= Sethanne Howard =

American astronomer

Sethanne Howard is a retired American research astronomer and physicist. She most recently worked as the Chief of the Nautical Almanac Office at the US Naval Observatory in Washington, DC. She is also a published author.

== Education ==
Howard attended the University of California, Davis from 1962 to 1965 and became the first woman to receive a Bachelor of Science degree (BS) in Physics from UCD. She continued her education at Rensselaer Polytechnic Institute from 1967 to 1974 and received a Master of Science (MS) degree in Nuclear physics. She went on to receive her PhD in astrophysics at Georgia State University from 1984 to 1989.

== Career and research ==
While at Georgia State University Howard worked as a visiting professor at Emory University in the Department of Physics as an astronomy professor from September 1985 to May 1986. She also taught at the College of St. Rose and Schenectady High School.
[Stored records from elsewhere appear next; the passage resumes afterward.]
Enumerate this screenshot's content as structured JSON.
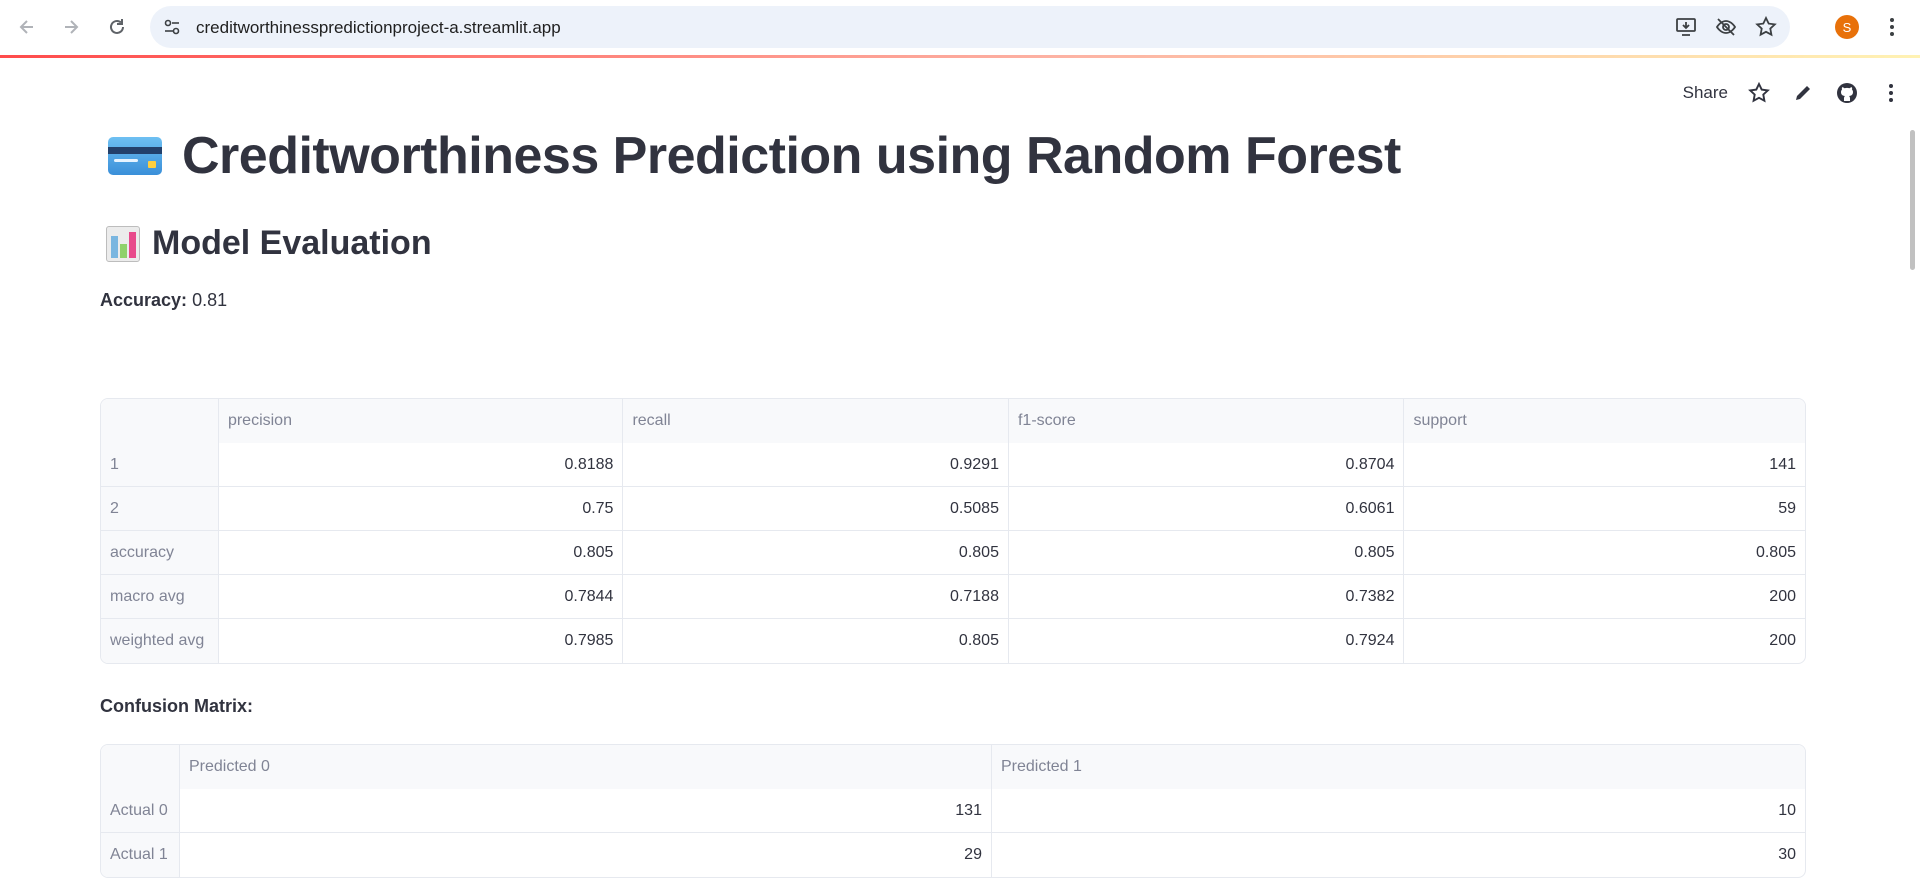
{
  "browser": {
    "url": "creditworthinesspredictionproject-a.streamlit.app",
    "profile_initial": "S"
  },
  "toolbar": {
    "share_label": "Share"
  },
  "page": {
    "title": "Creditworthiness Prediction using Random Forest",
    "title_icon": "credit-card-emoji",
    "section_title": "Model Evaluation",
    "section_icon": "bar-chart-emoji",
    "accuracy_label": "Accuracy:",
    "accuracy_value": "0.81",
    "confusion_label": "Confusion Matrix:"
  },
  "report_table": {
    "columns": [
      "",
      "precision",
      "recall",
      "f1-score",
      "support"
    ],
    "rows": [
      {
        "label": "1",
        "values": [
          "0.8188",
          "0.9291",
          "0.8704",
          "141"
        ]
      },
      {
        "label": "2",
        "values": [
          "0.75",
          "0.5085",
          "0.6061",
          "59"
        ]
      },
      {
        "label": "accuracy",
        "values": [
          "0.805",
          "0.805",
          "0.805",
          "0.805"
        ]
      },
      {
        "label": "macro avg",
        "values": [
          "0.7844",
          "0.7188",
          "0.7382",
          "200"
        ]
      },
      {
        "label": "weighted avg",
        "values": [
          "0.7985",
          "0.805",
          "0.7924",
          "200"
        ]
      }
    ]
  },
  "confusion_table": {
    "columns": [
      "",
      "Predicted 0",
      "Predicted 1"
    ],
    "rows": [
      {
        "label": "Actual 0",
        "values": [
          "131",
          "10"
        ]
      },
      {
        "label": "Actual 1",
        "values": [
          "29",
          "30"
        ]
      }
    ]
  },
  "colors": {
    "text": "#31333f",
    "muted": "#808495",
    "border": "#e6e9ef",
    "header_bg": "#f8f9fb",
    "accent": "#ff4b4b"
  }
}
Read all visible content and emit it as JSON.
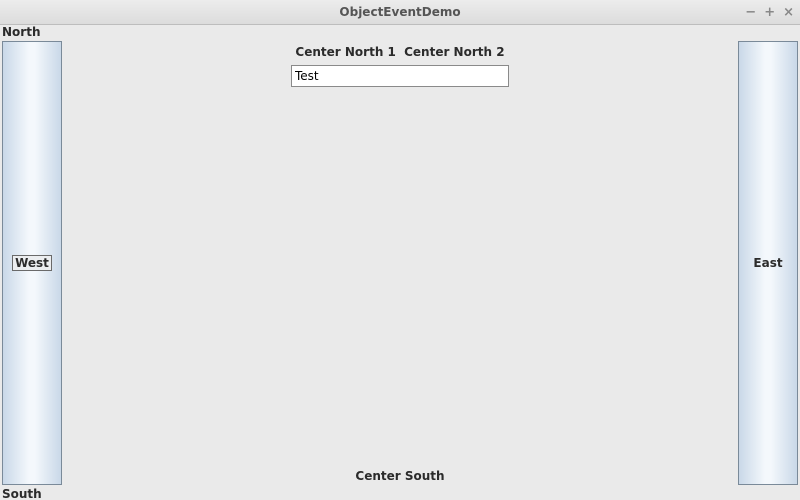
{
  "window": {
    "title": "ObjectEventDemo"
  },
  "labels": {
    "north": "North",
    "south": "South",
    "west": "West",
    "east": "East",
    "center_north_1": "Center North 1",
    "center_north_2": "Center North 2",
    "center_south": "Center South"
  },
  "input": {
    "value": "Test"
  },
  "win_controls": {
    "minimize": "−",
    "maximize": "+",
    "close": "×"
  }
}
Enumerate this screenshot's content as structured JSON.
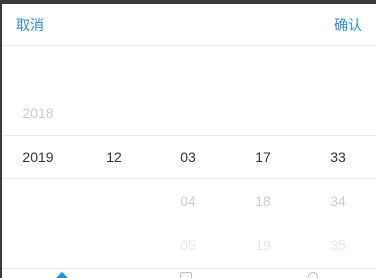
{
  "header": {
    "cancel_label": "取消",
    "confirm_label": "确认"
  },
  "picker": {
    "year": {
      "prev": "2018",
      "selected": "2019"
    },
    "month": {
      "selected": "12"
    },
    "day": {
      "selected": "03",
      "next1": "04",
      "next2": "05"
    },
    "hour": {
      "selected": "17",
      "next1": "18",
      "next2": "19"
    },
    "minute": {
      "selected": "33",
      "next1": "34",
      "next2": "35"
    }
  },
  "bottom_nav": {
    "icons": [
      "home-icon",
      "calendar-icon",
      "user-icon"
    ]
  },
  "colors": {
    "accent": "#2e8fd6",
    "selected_text": "#333333",
    "faded_text": "#cccccc",
    "very_faded_text": "#e6e6e6",
    "nav_active": "#1a98e0",
    "topbar": "#3b3b3b"
  }
}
She conducted post-doctoral research at Los Alamos National Laboratory with the Space and Remote Sensing Sciences Group from January 1989 to January 1991. Following her post-doctoral research, she worked at the NASA Marshall Space Flight Center as a DBA for the Gamma Ray Observatory from January 1991 to January 1994. Continuing her work at NASA, she worked at the NASA Headquarters as an Astrophysics MO&DA from January 1995 to January 1998. Following her work at NASA, she worked at the National Science Foundation in the Division of Astronomical Sciences (AST) as a Program Officer for extra-galactic astronomy and cosmology from January 1998 to January 2000. Afterwards she worked as the Chief of the Nautical Almanac Office at the United States Naval Observatory from January 2000 until she retired in April 2004.

Howard has 75 research publications and 812 total citations. She was published in May 2020 by the Washington Academy of Science Journal alongside Gene Byrd for their research on NGC 4622: Unusual Spiral Density Waves and Calculated Disk surface Density.

== Honors and awards ==
- 1992: Featured Listee (Who’s Who in Science and Engineering)
- 2018: Inductee, Worldwide Lifetime Achievement

== Writing career ==
Howard is also an author and has published The Hidden Giants, which discusses the history of women in science, which dates back 4,000 years ago published in 2006. She authored a children's book, The Invisible Rabbit and the Invisible Carrot Bar published in 2008.